Orleans County District Attorney Joseph Cardone said Livingston was indicted by an Orleans County grand jury last week and was charged with first-degree criminal sale of a controlled substance, second-degree and fourth-degree conspiracy and 22 counts of criminal sale of a prescription for a controlled substance, all felonies.

Livingston was arraigned in Orleans County Court yesterday and remains free on the $100,000 bail he posted after his initial arrest, Cardone said.

Livingston, who also worked for Southern Tier Sports Medicine in Geneseo earlier this year, was one of three people arrested in March following a six-month investigation by the Orleans County Major Felony Crime Task Force and police departments in Monroe, Livingston and Wayne counties, Cardone said.

Also arrested in March were Jason T. Coley and Stephanie J. Rumpf, both of Greece. Cardone said Coley, a former Rochester Raiders player, has been cooperative with authorities and a plea deal is being negotiated.

Livingston and Coley are no longer associated with the football team.

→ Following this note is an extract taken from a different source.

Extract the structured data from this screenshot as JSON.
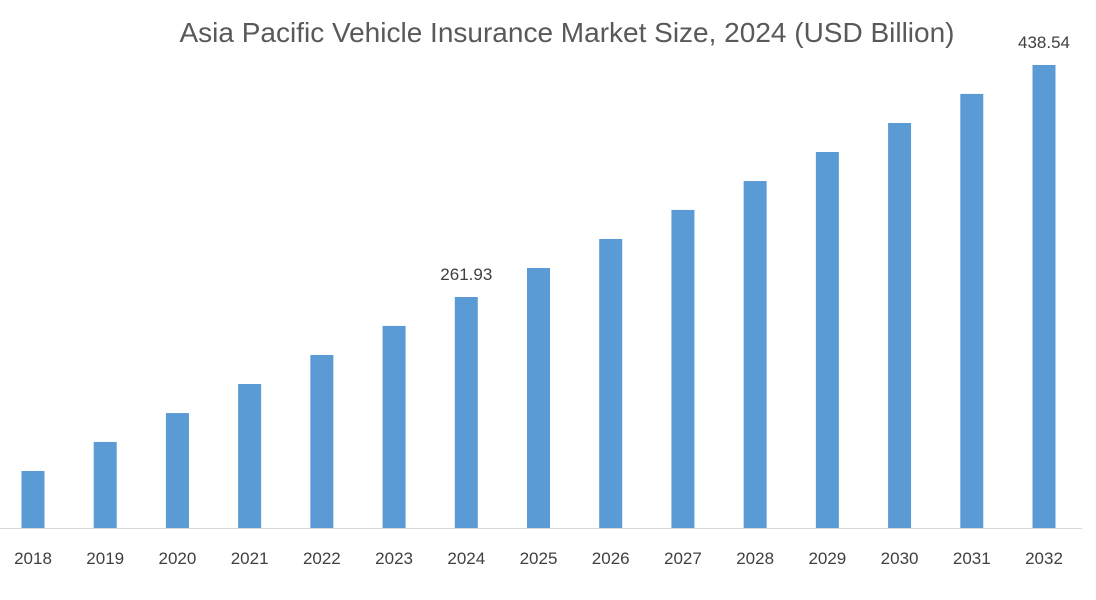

Police said Livingston is accused of being the leader of the group. He is accused of selling blank prescription slips for $800 apiece, giving them away or exchanging them for other items to people who would in turn sell them or forge signatures and take the prescriptions to pharmacies. Most often, the prescriptions were filled for 240 pills of a variety of opiates, such as Percocet and Oxycodone, said Joseph F. Sacco, supervising investigator of the Orleans County Major Felony Crime Task Force.

Those pills often sold for $10 or more apiece on the street, Sacco said.

Some of the prescription forms belonged to Livingston, while others were stolen by Livingston from doctors working at Southern Tier Sports Medicine, police said.

Livingston is scheduled to return to Orleans County Court for a pretrial hearing on Jan. 10.